Auch wenn Details des möglichen Deals bislang offen sind, löste die Nachricht in Italien Schockwellen aus. Die Rede ist von Risiken für die journalistische Unabhängigkeit, Gefahren für die Demokratie und wachsendem ausländischem Einfluss auf italienische Medien. Besonders gross sind die Sorgen links der Mitte, da beide Zeitungen bislang linksliberal positioniert waren. Elly Schlein, Vorsitzende der sozialdemokratischen Oppositionspartei Partito Democratico, warnte gegenüber Reuters vor einer weiteren Schwächung oder gar Zerschlagung einer tragenden Säule des italienischen Journalismus. Nach Jahren falscher finanzieller Entscheidungen stehe nun ein Verkauf an eine ausländische Gruppe an, die keinerlei Garantien für Arbeitsplätze, Qualität oder publizistische Vielfalt biete.

Die Bedenken sind begründet. Sie richten sich vor allem gegen den Antenna-Konzern, der zahlreiche Medientitel in Griechenland sowie in mehreren Balkanländern hält, darunter Slowenien, Serbien, Montenegro und Rumänien. Geführt wird er von Theodore M. Kyriakou. Der Unternehmer entstammt einer einflussreichen Reederfamilie und steht der konservativen Regierung Griechenlands nahe. Hinzu kommt, dass die Übernahme laut Medienberichten teilweise mit Mitteln aus dem saudischen Staatsfonds finanziert werden soll, der dem Kronprinzen Muhammad Bin Salman untersteht – jenem Mann, der 2018 mutmasslich die Ermordung des regimekritischen Journalisten Jamal Khashoggi anordnete.

Was macht Meloni?

Rechtlich fiele ein Verkauf unter Italiens sogenannte Golden-Power-Gesetzgebung. Sie erlaubt es der Regierung, Übernahmen strategischer Vermögenswerte – darunter fallen nebst Sektoren wie Verteidigung oder kritische Infrastrukturen auch Medienunternehmen – zu prüfen, mit Auflagen zu versehen oder gar zu blockieren. Hinweise darauf, dass Ministerpräsidentin Giorgia Meloni dieses Instrument im Fall von «La Repubblica» und «La Stampa» einsetzen will, gibt es bislang allerdings nicht. Beide Zeitungen berichten ausgesprochen kritisch über ihre Regierung.

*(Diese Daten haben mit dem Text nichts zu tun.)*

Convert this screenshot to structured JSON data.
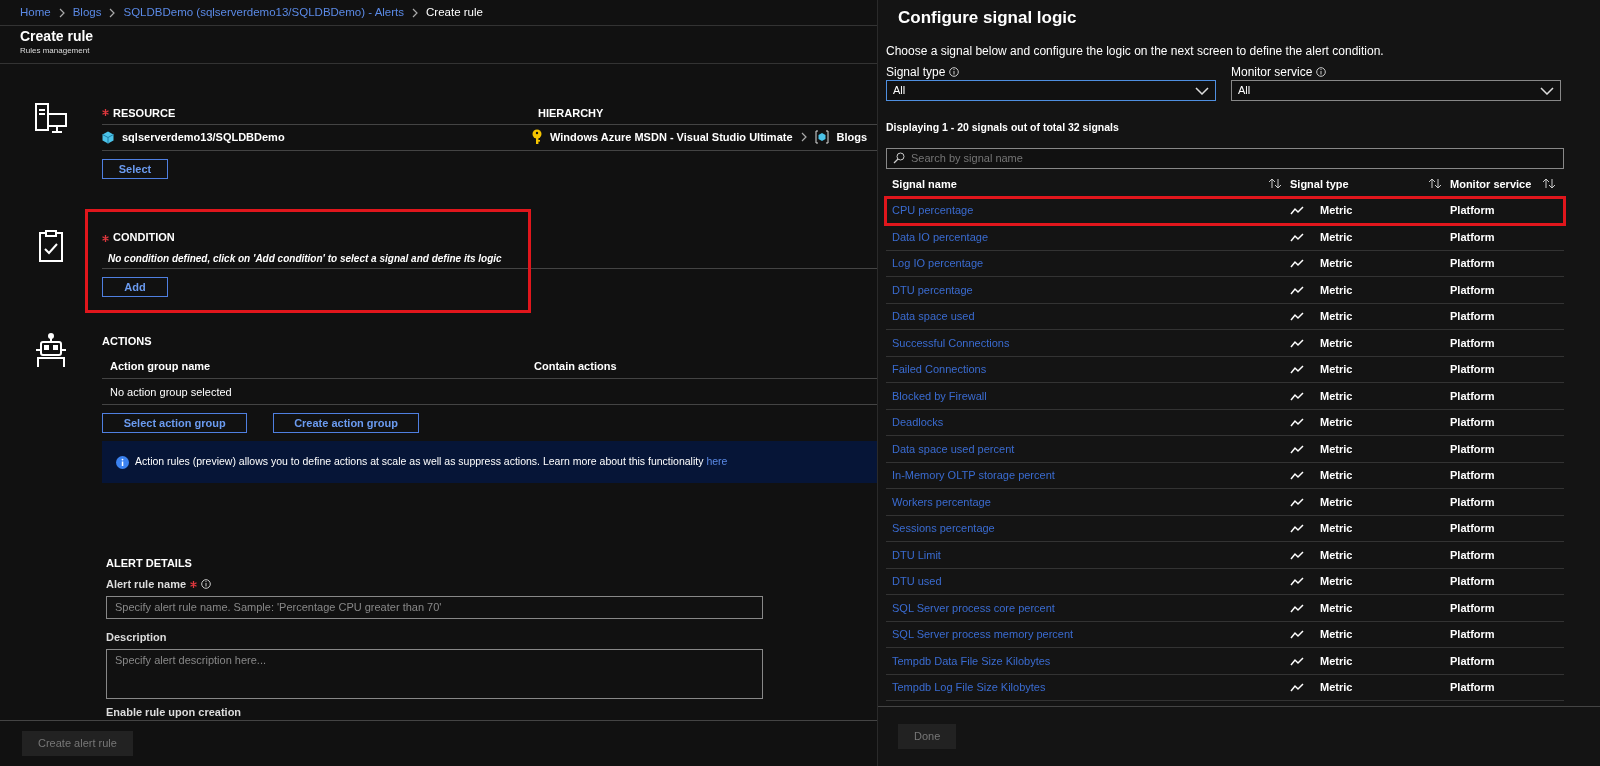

Seit Melonis Amtsantritt hat ihre neofaschistische Regierung den Einfluss auf das staatliche Fernsehen und Radio der Rai deutlich ausgeweitet und die programmatische Stossrichtung spürbar nach rechts verschoben. Politische Einflussnahme auf die Rai ist zwar ein strukturelles Problem, das Italien seit Jahrzehnten begleitet, doch das heutige Ausmass scheint beispiellos. Journalist:innenverbände berichten von wachsendem Druck, stärkerer Kontrolle und einer Verschiebung von Sendezeiten zugunsten der Regierungsparteien. Nachdem Meloni zentrale Führungspositionen neu besetzen liess, haben mehrere bekannte Journalist:innen und Moderator:innen die Rai verlassen oder wurden abgesetzt. Kritische Themen, etwa Migration, werden laut Expert:innen seltener oder entschärft behandelt. In Italien ist längst von «Telemeloni» die Rede.

Mit «La Repubblica» und «La Stampa» drohen nun zwei weitere unabhängige Stimmen zu verstummen. Mit ihrem Verkauf steht viel auf dem Spiel.